The Trump administration will ramp up pressure against Cuba by allowing US nationals to file lawsuits against foreign companies doing business on the island.
The major policy shift sets the stage for fresh economic disputes between the US and Europe. It also marks a new escalation in Washington's policy to hammer Havana over its support for Venezuela's socialist President Nicolas Maduro.
National Security Adviser John Bolton will announce the policy change during a speech Wednesday in Miami, which is home to exiles and immigrants from Cuba, a senior administration official said Tuesday. The speech will also be used to announce new sanctions on Venezuela and Nicaragua, two leftist allies of Communist Cuba.

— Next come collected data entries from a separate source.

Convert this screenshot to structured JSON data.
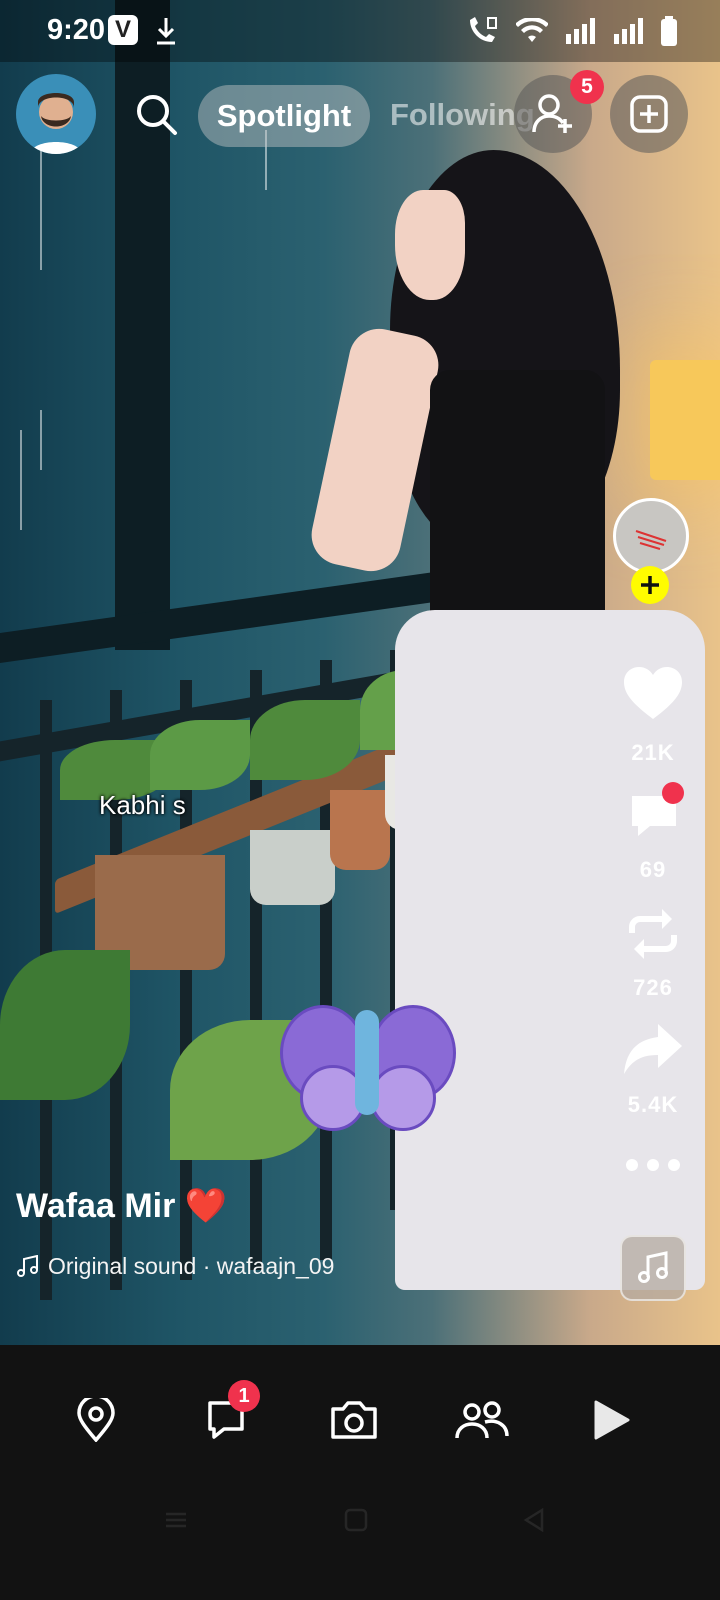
{
  "status_bar": {
    "time": "9:20",
    "icons": [
      "v-app-icon",
      "download-icon",
      "wifi-calling-icon",
      "wifi-icon",
      "signal-icon",
      "signal-icon",
      "battery-icon"
    ]
  },
  "top_bar": {
    "tabs": [
      {
        "label": "Spotlight",
        "active": true
      },
      {
        "label": "Following",
        "active": false
      }
    ],
    "add_friend_badge": "5"
  },
  "video": {
    "overlay_text": "Kabhi s"
  },
  "actions": {
    "likes": "21K",
    "comments": "69",
    "remixes": "726",
    "shares": "5.4K"
  },
  "caption": {
    "creator": "Wafaa Mir",
    "creator_emoji": "❤️",
    "sound": "Original sound · wafaajn_09"
  },
  "bottom_nav": {
    "items": [
      "map-icon",
      "chat-icon",
      "camera-icon",
      "friends-icon",
      "play-icon"
    ],
    "chat_badge": "1"
  },
  "colors": {
    "badge": "#f0324d",
    "accent_yellow": "#fffc00"
  }
}
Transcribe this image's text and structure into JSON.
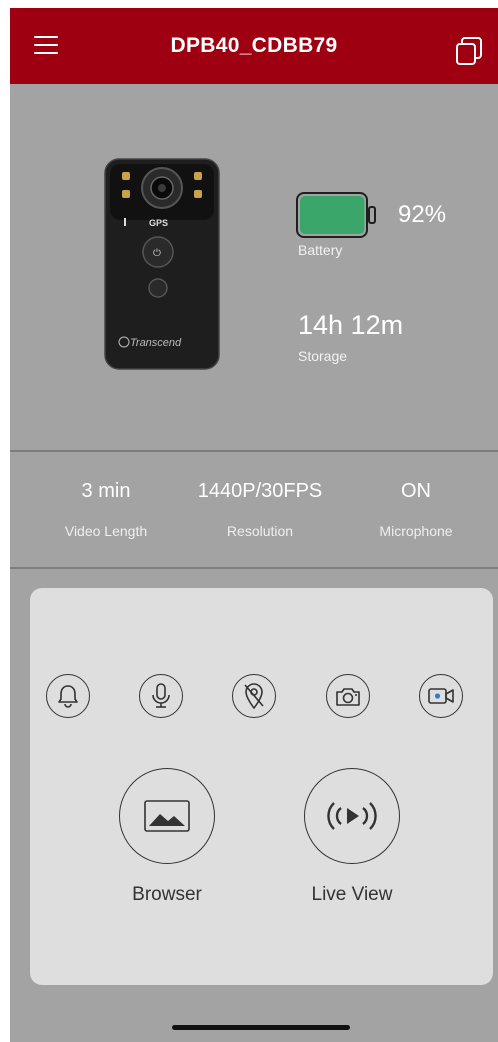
{
  "header": {
    "title": "DPB40_CDBB79",
    "menu_icon": "hamburger-menu-icon",
    "copy_icon": "copy-window-icon",
    "background_color": "#9e0012"
  },
  "device_status": {
    "battery_percent": "92%",
    "battery_level": 0.92,
    "battery_label": "Battery",
    "battery_color": "#3aa66a",
    "storage_value": "14h 12m",
    "storage_label": "Storage"
  },
  "device_image": {
    "brand_text": "Transcend",
    "gps_text": "GPS"
  },
  "settings": [
    {
      "value": "3 min",
      "label": "Video Length"
    },
    {
      "value": "1440P/30FPS",
      "label": "Resolution"
    },
    {
      "value": "ON",
      "label": "Microphone"
    }
  ],
  "quick_actions": [
    {
      "icon": "bell-icon"
    },
    {
      "icon": "microphone-icon"
    },
    {
      "icon": "location-off-icon"
    },
    {
      "icon": "camera-icon"
    },
    {
      "icon": "video-record-icon",
      "accent": "#2e7bd6"
    }
  ],
  "main_actions": {
    "browser_label": "Browser",
    "browser_icon": "image-gallery-icon",
    "live_view_label": "Live View",
    "live_view_icon": "live-stream-icon"
  }
}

The US decision to end a two-decade waiver to part of the 1996 Helms-Burton Act could expose US, European and Canadian companies to billions of dollars in legal claims and undermine Cuba's attempts to attract more foreign investment at a time of economic crisis triggered in part by steep cuts in subsidized Venezuelan oil.
Read more: Venezuela crisis: Is Cuba's oil supply under threat?
Title III of the Act gave Americans who fled Cuba the right to take legal action in US courts against mostly European companies operating out of properties Cuba nationalized following the island's 1959 revolution.
In addition, the administration will begin to enforce Title IV of the Act, which requires the denial of US visas to those who "confiscate or ‘traffic' in confiscated property in Cuba claimed by US nationals."
Every US president since Bill Clinton has issued waivers to the Act out of concern it would spark trade disputes with allies and a mountain of lawsuits in US courts that would prevent any future settlement with Cuba over nationalized properties.
Cuba has said it would reimburse the owners of nationalized properties, but only if it were reimbursed for billions of dollars in damages cause by a six-decade US trade embargo.
EU threatens trade dispute
The European Union, which is Cuba's largest trading partner, has warned it could challenge the US at the World Trade Organization if it tries to interfere in business ties between sovereign states.
EU envoy to Havana Alberto Navarro told reporters that the bloc "strongly condemns" the move.
"This will create even more confusion for foreign investments that are helping create jobs and prosperity in Cuba," he said.
The announcement comes as the Trump administration has angered European allies over the withdrawal from the Paris climate accords, the 2015 Iran nuclear deal, and amid brewing trade disputes between Washington and Brussels.
Europe has backed the United States in applying pressure on Venezuela's Maduro, but opening a trade dispute and hitting Cuba's fragile economy could lead to losing support from key allies such as Spain.
Read more: How much influence does Cuba have over Venezuela?
US hardliners push regime change, ignore allies
William LeoGrande, a professor at American University who specializes on Latin America, said hardline interventionists in the Trump administration have adopted a policy of regime change towards Venezuela and Cuba.
"They hope that by toppling the Venezuelan government and cutting off oil exports to Cuba, they can bring about an economic crisis in Cuba that causes political collapse there as well," he told DW.
The Trump administration's policy is designed "to scare away foreign contractors and investors, leaving Cuba short of the capital it needs to grow its economy, and aggravating the economic crisis," LeoGrande said.
Europe has lobbied Washington not to end waivers to the Act exposing foreign firms to lawsuits after the Trump administration signaled earlier it would upend previously policy.
"Now it appears that the concerns of the EU are going to be ignored, despite the EU's efforts to be helpful solving the crisis in Venezuela," LeoGrande said. "It is yet another example of the Trump administration's unilateralism and contempt for traditional allies."
US-Cuba relations have plummeted under Trump following a historic rapprochement under the Obama administration, when the two countries re-established diplomatic relations.